Vier Warnhinweise für die intellektuelle Diskussion über Gaza und Israel

 Die israelische Soziologin Eva Illouz
Die israelische Soziologin Eva Illouz © Corinna Kern/​Laif

Intellektuelle haben in der Regel kein schwieriges Leben. Ihre Aufgabe besteht darin, das normale Chaos menschlicher Angelegenheiten zu beobachten und ein Urteil abzugeben, in dem sie das gesellschaftliche Kollektiv an die zentralen Werte erinnern, an die es glaubt. Die Lage einer heutigen jüdischen Intellektuellen ist jedoch weitaus schwieriger: Sie sieht sich nicht nur mit radikal widersprüchlichen Ausprägungen menschlicher Torheiten konfrontiert, sondern auch mit einander widerstreitenden Loyalitäten.

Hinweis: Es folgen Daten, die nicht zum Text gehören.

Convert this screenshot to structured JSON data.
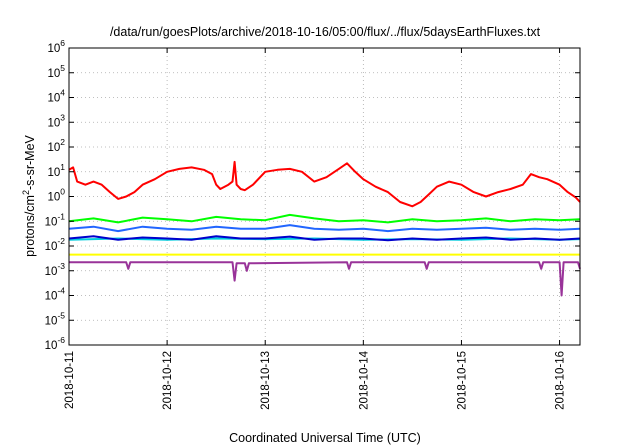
{
  "chart_data": {
    "type": "line",
    "title": "/data/run/goesPlots/archive/2018-10-16/05:00/flux/../flux/5daysEarthFluxes.txt",
    "xlabel": "Coordinated Universal Time (UTC)",
    "ylabel": {
      "pre": "protons/cm",
      "sup": "2",
      "post": "-s-sr-MeV"
    },
    "yscale": "log",
    "ylim": [
      1e-06,
      1000000.0
    ],
    "yticks": [
      {
        "base": "10",
        "exp": "-6",
        "value": 1e-06
      },
      {
        "base": "10",
        "exp": "-5",
        "value": 1e-05
      },
      {
        "base": "10",
        "exp": "-4",
        "value": 0.0001
      },
      {
        "base": "10",
        "exp": "-3",
        "value": 0.001
      },
      {
        "base": "10",
        "exp": "-2",
        "value": 0.01
      },
      {
        "base": "10",
        "exp": "-1",
        "value": 0.1
      },
      {
        "base": "10",
        "exp": "0",
        "value": 1
      },
      {
        "base": "10",
        "exp": "1",
        "value": 10.0
      },
      {
        "base": "10",
        "exp": "2",
        "value": 100.0
      },
      {
        "base": "10",
        "exp": "3",
        "value": 1000.0
      },
      {
        "base": "10",
        "exp": "4",
        "value": 10000.0
      },
      {
        "base": "10",
        "exp": "5",
        "value": 100000.0
      },
      {
        "base": "10",
        "exp": "6",
        "value": 1000000.0
      }
    ],
    "xlim": [
      "2018-10-11 00:00",
      "2018-10-16 05:00"
    ],
    "xticks": [
      "2018-10-11",
      "2018-10-12",
      "2018-10-13",
      "2018-10-14",
      "2018-10-15",
      "2018-10-16"
    ],
    "grid": true,
    "series": [
      {
        "color": "#ff0000",
        "points": [
          [
            "2018-10-11 00:00",
            12
          ],
          [
            "2018-10-11 01:00",
            15
          ],
          [
            "2018-10-11 02:00",
            4
          ],
          [
            "2018-10-11 04:00",
            3
          ],
          [
            "2018-10-11 06:00",
            4
          ],
          [
            "2018-10-11 08:00",
            3
          ],
          [
            "2018-10-11 10:00",
            1.5
          ],
          [
            "2018-10-11 12:00",
            0.8
          ],
          [
            "2018-10-11 14:00",
            1
          ],
          [
            "2018-10-11 16:00",
            1.5
          ],
          [
            "2018-10-11 18:00",
            3
          ],
          [
            "2018-10-11 21:00",
            5
          ],
          [
            "2018-10-12 00:00",
            10
          ],
          [
            "2018-10-12 03:00",
            13
          ],
          [
            "2018-10-12 06:00",
            15
          ],
          [
            "2018-10-12 09:00",
            12
          ],
          [
            "2018-10-12 11:00",
            8
          ],
          [
            "2018-10-12 12:00",
            3
          ],
          [
            "2018-10-12 13:00",
            2
          ],
          [
            "2018-10-12 15:00",
            3
          ],
          [
            "2018-10-12 16:00",
            4
          ],
          [
            "2018-10-12 16:30",
            25
          ],
          [
            "2018-10-12 17:00",
            3
          ],
          [
            "2018-10-12 18:00",
            2
          ],
          [
            "2018-10-12 19:00",
            1.8
          ],
          [
            "2018-10-12 21:00",
            3
          ],
          [
            "2018-10-13 00:00",
            10
          ],
          [
            "2018-10-13 03:00",
            12
          ],
          [
            "2018-10-13 06:00",
            13
          ],
          [
            "2018-10-13 09:00",
            10
          ],
          [
            "2018-10-13 12:00",
            4
          ],
          [
            "2018-10-13 15:00",
            6
          ],
          [
            "2018-10-13 18:00",
            13
          ],
          [
            "2018-10-13 20:00",
            22
          ],
          [
            "2018-10-13 22:00",
            10
          ],
          [
            "2018-10-14 00:00",
            5
          ],
          [
            "2018-10-14 03:00",
            2.5
          ],
          [
            "2018-10-14 06:00",
            1.5
          ],
          [
            "2018-10-14 09:00",
            0.6
          ],
          [
            "2018-10-14 12:00",
            0.4
          ],
          [
            "2018-10-14 14:00",
            0.6
          ],
          [
            "2018-10-14 16:00",
            1.2
          ],
          [
            "2018-10-14 18:00",
            2.5
          ],
          [
            "2018-10-14 21:00",
            4
          ],
          [
            "2018-10-15 00:00",
            3
          ],
          [
            "2018-10-15 03:00",
            1.5
          ],
          [
            "2018-10-15 06:00",
            1
          ],
          [
            "2018-10-15 09:00",
            1.5
          ],
          [
            "2018-10-15 12:00",
            2
          ],
          [
            "2018-10-15 15:00",
            3
          ],
          [
            "2018-10-15 17:00",
            8
          ],
          [
            "2018-10-15 19:00",
            6
          ],
          [
            "2018-10-15 21:00",
            5
          ],
          [
            "2018-10-16 00:00",
            3
          ],
          [
            "2018-10-16 02:00",
            1.5
          ],
          [
            "2018-10-16 04:00",
            0.9
          ],
          [
            "2018-10-16 05:00",
            0.6
          ]
        ]
      },
      {
        "color": "#00ff00",
        "points": [
          [
            "2018-10-11 00:00",
            0.1
          ],
          [
            "2018-10-11 06:00",
            0.13
          ],
          [
            "2018-10-11 12:00",
            0.09
          ],
          [
            "2018-10-11 18:00",
            0.14
          ],
          [
            "2018-10-12 00:00",
            0.12
          ],
          [
            "2018-10-12 06:00",
            0.1
          ],
          [
            "2018-10-12 12:00",
            0.15
          ],
          [
            "2018-10-12 18:00",
            0.12
          ],
          [
            "2018-10-13 00:00",
            0.11
          ],
          [
            "2018-10-13 06:00",
            0.18
          ],
          [
            "2018-10-13 12:00",
            0.13
          ],
          [
            "2018-10-13 18:00",
            0.1
          ],
          [
            "2018-10-14 00:00",
            0.11
          ],
          [
            "2018-10-14 06:00",
            0.09
          ],
          [
            "2018-10-14 12:00",
            0.12
          ],
          [
            "2018-10-14 18:00",
            0.1
          ],
          [
            "2018-10-15 00:00",
            0.11
          ],
          [
            "2018-10-15 06:00",
            0.13
          ],
          [
            "2018-10-15 12:00",
            0.1
          ],
          [
            "2018-10-15 18:00",
            0.12
          ],
          [
            "2018-10-16 00:00",
            0.11
          ],
          [
            "2018-10-16 05:00",
            0.12
          ]
        ]
      },
      {
        "color": "#2266ff",
        "points": [
          [
            "2018-10-11 00:00",
            0.05
          ],
          [
            "2018-10-11 06:00",
            0.06
          ],
          [
            "2018-10-11 12:00",
            0.04
          ],
          [
            "2018-10-11 18:00",
            0.06
          ],
          [
            "2018-10-12 00:00",
            0.05
          ],
          [
            "2018-10-12 06:00",
            0.045
          ],
          [
            "2018-10-12 12:00",
            0.06
          ],
          [
            "2018-10-12 18:00",
            0.05
          ],
          [
            "2018-10-13 00:00",
            0.05
          ],
          [
            "2018-10-13 06:00",
            0.07
          ],
          [
            "2018-10-13 12:00",
            0.05
          ],
          [
            "2018-10-13 18:00",
            0.045
          ],
          [
            "2018-10-14 00:00",
            0.05
          ],
          [
            "2018-10-14 06:00",
            0.04
          ],
          [
            "2018-10-14 12:00",
            0.05
          ],
          [
            "2018-10-14 18:00",
            0.045
          ],
          [
            "2018-10-15 00:00",
            0.05
          ],
          [
            "2018-10-15 06:00",
            0.055
          ],
          [
            "2018-10-15 12:00",
            0.045
          ],
          [
            "2018-10-15 18:00",
            0.05
          ],
          [
            "2018-10-16 00:00",
            0.045
          ],
          [
            "2018-10-16 05:00",
            0.05
          ]
        ]
      },
      {
        "color": "#00ccdd",
        "points": [
          [
            "2018-10-11 00:00",
            0.018
          ],
          [
            "2018-10-11 12:00",
            0.02
          ],
          [
            "2018-10-12 00:00",
            0.018
          ],
          [
            "2018-10-12 12:00",
            0.02
          ],
          [
            "2018-10-13 00:00",
            0.019
          ],
          [
            "2018-10-13 12:00",
            0.02
          ],
          [
            "2018-10-14 00:00",
            0.018
          ],
          [
            "2018-10-14 12:00",
            0.019
          ],
          [
            "2018-10-15 00:00",
            0.018
          ],
          [
            "2018-10-15 12:00",
            0.02
          ],
          [
            "2018-10-16 00:00",
            0.018
          ],
          [
            "2018-10-16 05:00",
            0.019
          ]
        ]
      },
      {
        "color": "#0000cc",
        "points": [
          [
            "2018-10-11 00:00",
            0.02
          ],
          [
            "2018-10-11 06:00",
            0.025
          ],
          [
            "2018-10-11 12:00",
            0.018
          ],
          [
            "2018-10-11 18:00",
            0.022
          ],
          [
            "2018-10-12 00:00",
            0.02
          ],
          [
            "2018-10-12 06:00",
            0.018
          ],
          [
            "2018-10-12 12:00",
            0.025
          ],
          [
            "2018-10-12 18:00",
            0.02
          ],
          [
            "2018-10-13 00:00",
            0.02
          ],
          [
            "2018-10-13 06:00",
            0.024
          ],
          [
            "2018-10-13 12:00",
            0.018
          ],
          [
            "2018-10-13 18:00",
            0.02
          ],
          [
            "2018-10-14 00:00",
            0.02
          ],
          [
            "2018-10-14 06:00",
            0.017
          ],
          [
            "2018-10-14 12:00",
            0.02
          ],
          [
            "2018-10-14 18:00",
            0.018
          ],
          [
            "2018-10-15 00:00",
            0.02
          ],
          [
            "2018-10-15 06:00",
            0.022
          ],
          [
            "2018-10-15 12:00",
            0.018
          ],
          [
            "2018-10-15 18:00",
            0.02
          ],
          [
            "2018-10-16 00:00",
            0.018
          ],
          [
            "2018-10-16 05:00",
            0.02
          ]
        ]
      },
      {
        "color": "#ffff00",
        "points": [
          [
            "2018-10-11 00:00",
            0.0045
          ],
          [
            "2018-10-12 00:00",
            0.0045
          ],
          [
            "2018-10-13 00:00",
            0.0045
          ],
          [
            "2018-10-14 00:00",
            0.0045
          ],
          [
            "2018-10-15 00:00",
            0.0045
          ],
          [
            "2018-10-16 00:00",
            0.0045
          ],
          [
            "2018-10-16 05:00",
            0.0045
          ]
        ]
      },
      {
        "color": "#993399",
        "points": [
          [
            "2018-10-11 00:00",
            0.0022
          ],
          [
            "2018-10-11 14:00",
            0.0022
          ],
          [
            "2018-10-11 14:30",
            0.0012
          ],
          [
            "2018-10-11 15:00",
            0.0022
          ],
          [
            "2018-10-12 16:00",
            0.0022
          ],
          [
            "2018-10-12 16:30",
            0.0004
          ],
          [
            "2018-10-12 17:00",
            0.002
          ],
          [
            "2018-10-12 19:00",
            0.002
          ],
          [
            "2018-10-12 19:30",
            0.001
          ],
          [
            "2018-10-12 20:00",
            0.002
          ],
          [
            "2018-10-13 20:00",
            0.0022
          ],
          [
            "2018-10-13 20:30",
            0.0012
          ],
          [
            "2018-10-13 21:00",
            0.0022
          ],
          [
            "2018-10-14 15:00",
            0.0022
          ],
          [
            "2018-10-14 15:30",
            0.0012
          ],
          [
            "2018-10-14 16:00",
            0.0022
          ],
          [
            "2018-10-15 19:00",
            0.0022
          ],
          [
            "2018-10-15 19:30",
            0.0012
          ],
          [
            "2018-10-15 20:00",
            0.0022
          ],
          [
            "2018-10-16 00:00",
            0.0022
          ],
          [
            "2018-10-16 00:30",
            0.0001
          ],
          [
            "2018-10-16 01:00",
            0.0022
          ],
          [
            "2018-10-16 04:30",
            0.0022
          ],
          [
            "2018-10-16 05:00",
            0.0012
          ]
        ]
      }
    ]
  }
}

Wendet sie sich nach links, entgeht ihr nicht die spektakuläre Rückkehr des Antisemitismus aus dem Inneren des liberalen Bauchs westlicher Demokratien. Spürbar ist dies in vielen offensichtlichen und weniger offensichtlichen Formen: im erschreckenden Anstieg antisemitischer Gewalt in Westeuropa und den USA; in der weitverbreiteten öffentlichen Fixierung auf Israel und seine Handlungen; in der Dämonisierung des Zionismus als einzigartig kriminelle Ideologie; in Boykottaufrufen gegen Israelis, die an die Stigmatisierung und Ghettoisierung früherer Zeiten erinnern – alles eingehüllt in die Behauptung, Antisemitismus existiere gar nicht, sei ein manipulativer Vorwurf der Juden oder, noch besser, eine nachvollziehbare Reaktion auf Israels Taten. Nach dem 7. Oktober musste die jüdische Intellektuelle ernüchtert erkennen: Der Antisemitismus als irrationale Triebkraft des menschlichen Handelns ist keineswegs verschwunden, sondern hat sich in den demokratischen Gesellschaften verstärkt – er kommt aus den Reihen der vermeintlich demokratischsten Kräfte selbst. Er ist globaler und tiefer in die Sprache politischer Eliten eingeschrieben als je zuvor.